そんなヒガンがなりふり構わずツルバミに殴りかかろうとすれば…
「…あうっ!?」
ヒガンは足元の石に蹴つまずき、スッテーン!と盛大にすっ転んだ。当然の帰結である。うずくまって頭を押さえるヒガンに心配になったツルバミが駆け寄る。
「ヒガンちゃん!?大丈夫かい?」
涙目でゆっくりと起き上がったヒガンは、先程までの様子が嘘のようにあどけない表情でこてんと首を傾げた。
「…あれ?ツルバミさん?どうしてここに…?さっきまでうち、何を…」
「ええっ、うちがツルバミさんを!?ご、ごめんなさい!なんとおわびをしたらええか…」
「いやいいよ、気にしないでくれたまえ。君の様子を見るにどうやらあのときのヒガンちゃんは正気ではなさそうだったしね。それよりヒガンちゃん、ポケモンたちを休ませたら少し僕についてきてくれないかい?」
「え、ええですけど…何か、爆弾っぽいもんでも見つけたんですか?」
「正確にはその途中さ。そうだろう、テラパゴス?」
「きゅいっ!」
「わ!何なんこの子?見たことないポケモンや!かわええけど…」
「説明は後だ。この子が何かを見つけたようでね、これは僕の探検家としてのカンだが…マグマ団に関する大事なナニカが、この子の向かう場所に眠っている気がするんだ」
「ほ、ほぇ〜…探検家ってすごい…!」
〜ベンケイ視点〜
「どうしたんだフチベ君、いきなり襲いかかってきて!?私達のことが分からないのか!?」
「…すべては…我らの未来のため……海よ干上がれ…新たし楽土を……」
「ダメです、こっちの話が全然通じてません!」
「くっ…!いったい何が起こっているというのだ…!」
フチベは答えない。ただ意味不明な言葉をぼそぼそと呟きながらポケモンを操り、無差別に攻撃を繰り返している。
「完全に我を忘れているな…一種の催眠状態にでもなっているのか?おそらくあの放送が原因だろうが、いったい何のために?…っと!」
ラグラージの『マッドショット』が顔面に当たりそうになってベンケイは慌てて身をよじる。フチベはひとつ舌打ちして、手持ちに次の指示を出す。普段のフチベの戦い方とはかけ離れた、相手を倒すためだけの芸も華もない戦い方。
「…今は余計な考え事をしている余裕はなさそうだね」
ベンケイvsフチベ(出目が大きい方の勝ち)
ベンケイ dice1d100=67 (67)
フチベ dice1d100=96 (96)
フチベの猛攻に耐えかねて、ベンケイのバルビートが力尽きてボールに戻る。これでベンケイの手持ちの残りはゼロ。フチベの勝利だ。

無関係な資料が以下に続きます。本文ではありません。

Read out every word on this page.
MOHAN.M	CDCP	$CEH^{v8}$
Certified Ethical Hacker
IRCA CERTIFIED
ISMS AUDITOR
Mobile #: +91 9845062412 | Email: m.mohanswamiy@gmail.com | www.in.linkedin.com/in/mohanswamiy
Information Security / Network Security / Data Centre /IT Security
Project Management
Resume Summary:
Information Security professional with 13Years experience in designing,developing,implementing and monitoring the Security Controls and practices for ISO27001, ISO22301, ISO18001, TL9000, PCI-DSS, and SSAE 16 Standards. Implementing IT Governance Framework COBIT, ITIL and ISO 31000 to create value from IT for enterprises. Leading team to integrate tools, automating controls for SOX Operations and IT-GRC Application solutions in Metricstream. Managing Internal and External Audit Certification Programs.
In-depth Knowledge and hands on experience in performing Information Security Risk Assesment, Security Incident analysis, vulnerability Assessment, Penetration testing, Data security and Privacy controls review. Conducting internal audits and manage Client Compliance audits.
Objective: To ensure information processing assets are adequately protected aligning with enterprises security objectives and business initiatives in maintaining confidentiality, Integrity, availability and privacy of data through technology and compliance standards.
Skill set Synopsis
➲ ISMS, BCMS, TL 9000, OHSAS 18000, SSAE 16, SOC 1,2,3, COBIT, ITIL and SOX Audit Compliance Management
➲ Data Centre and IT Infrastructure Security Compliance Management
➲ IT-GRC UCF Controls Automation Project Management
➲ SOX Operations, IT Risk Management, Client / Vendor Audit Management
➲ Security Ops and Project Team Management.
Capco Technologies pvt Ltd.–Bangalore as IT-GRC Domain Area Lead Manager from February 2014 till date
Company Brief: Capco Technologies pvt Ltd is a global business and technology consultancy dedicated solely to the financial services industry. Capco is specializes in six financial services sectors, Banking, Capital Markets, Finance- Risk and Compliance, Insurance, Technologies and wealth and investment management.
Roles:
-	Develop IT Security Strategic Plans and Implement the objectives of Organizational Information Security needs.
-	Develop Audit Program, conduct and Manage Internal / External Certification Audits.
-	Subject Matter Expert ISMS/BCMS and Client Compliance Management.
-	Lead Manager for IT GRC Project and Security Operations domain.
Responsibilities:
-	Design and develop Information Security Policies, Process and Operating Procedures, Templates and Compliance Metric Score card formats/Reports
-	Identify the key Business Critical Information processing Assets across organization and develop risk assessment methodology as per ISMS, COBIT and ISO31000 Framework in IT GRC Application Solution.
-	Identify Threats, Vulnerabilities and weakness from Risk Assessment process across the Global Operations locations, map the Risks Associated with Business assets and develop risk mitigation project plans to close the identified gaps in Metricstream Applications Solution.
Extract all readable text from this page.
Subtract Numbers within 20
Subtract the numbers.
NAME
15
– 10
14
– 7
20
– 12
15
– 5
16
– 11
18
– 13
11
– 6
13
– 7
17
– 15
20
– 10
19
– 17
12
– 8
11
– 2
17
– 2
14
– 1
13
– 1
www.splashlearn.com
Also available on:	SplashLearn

「フチベ君…本当にキミは、どうしてしまったというんだ…」
放送によって操られたフチベは修羅のような強さだった。マジシャンとしての意識もあり、『魅せる』バトルに特化していたフチベはこれまで本気で誰かを打ち倒そうとする戦い方はしてこなかった。ベンケイはそんな彼女の性質をよく知っていた。それが仇となった。いつものフチベの戦い方に慣れていたベンケイは普段とまったく違うフチベのバトルに対応しきれなかったのだ。
バトルに敗れ無力化されたベンケイを冷たい眼で一瞥し、フチベは踵を返してどこかへ歩いてゆく。
「…待てフチベ君!いったいどこに行くつもりだ!」
「……。」
フチベは答えない。ただふらふらと覚束ない足取りで、ここではないどこかに向かっていく。
「フチベ君…フチベ君!」
去ってゆくフチベに、ベンケイは取るものも取りあえず駆け寄ろうとするが。
「わわ!?大変ですベンケイさん!他にもおかしくなった人達が…!」
「…邪魔立てをするな…」
「豊かな大地を…殖やすため…」
「くっ…!」
同じく催眠を受けた生徒たちが行く手を阻む。ベンケイは生徒たち越しに見えるフチベの背中を、ただ見送ることしか出来なかった。